Five multi-year La Niña (ML) events have occurred since 1998, including two rare ‘triple’ La Nina. The clustered ML occurrence is phenomenal given that only ten ML events occurred since 1920o. Climate models have trouble reproducing the observed trends in ML and the Pacific mean climate. While an ML can be caused by the preceding extreme El Niño and attendant massive upper-ocean heat content discharge, three recent multiyear La Niña episodes (2007–08, 2010–11, and 2020–22) did not follow this paradigm. Why so many MLs emerged recently and whether they will become common sparked worldwide discussion, yet remains a puzzle.

We examined 20 La Niña events from 19201-2022 and found ML distinguishes from single-year La Niña by a conspicuous onset rate, which foretells its accumulative intensity and climate impacts. The eight MLs occurred after 1970, primarily following either a super El Niño (SE) or a central Pacific El Niño (CPE), forming two types of ML: SE2ML and CPE2ML. The latter is an emerging form in recent decades.
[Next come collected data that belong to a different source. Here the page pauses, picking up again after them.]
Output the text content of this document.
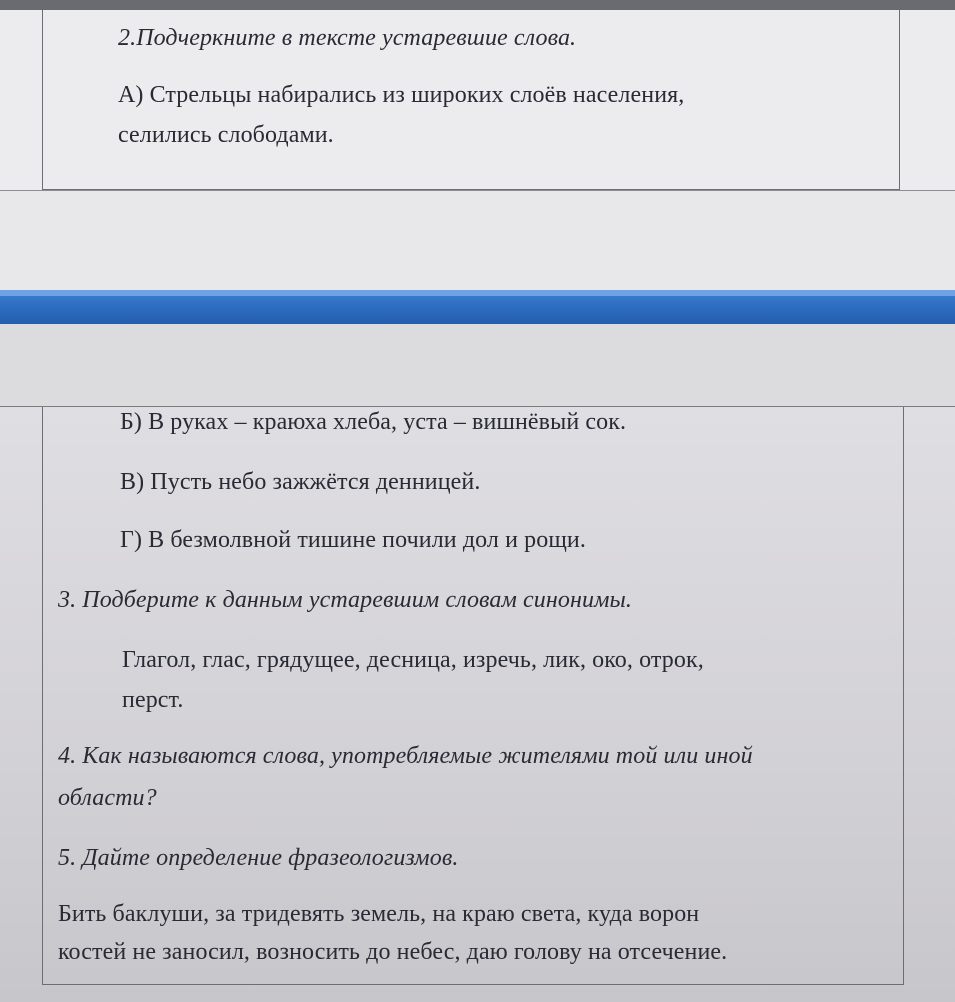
2.Подчеркните в тексте устаревшие слова.
А) Стрельцы набирались из широких слоёв населения,
селились слободами.
Б) В руках – краюха хлеба, уста – вишнёвый сок.
В) Пусть небо зажжётся денницей.
Г) В безмолвной тишине почили дол и рощи.
3. Подберите к данным устаревшим словам синонимы.
Глагол, глас, грядущее, десница, изречь, лик, око, отрок,
перст.
4. Как называются слова, употребляемые жителями той или иной
области?
5. Дайте определение фразеологизмов.
Бить баклуши, за тридевять земель, на краю света, куда ворон
костей не заносил, возносить до небес, даю голову на отсечение.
We hypothesize that both types arise from the western Pacific (WP) warming and increased SST gradients in the west-to-central Pacific. The ML’s rapid onset and persistence are triggered by the WP warming-enhanced zonal advective feedback for CPE2ML and thermocline feedback for SE2ML. The WP warming also favors initiating SE and CPE events in the west Pacific, increasing the odds of ML occurrence. The results from the CESM2 large-ensemble climate simulations principally support the observed ML features and the ML-WP warming linkages. More MLs will exacerbate adverse socioeconomic impacts if the WP continues to warm relative to the CP.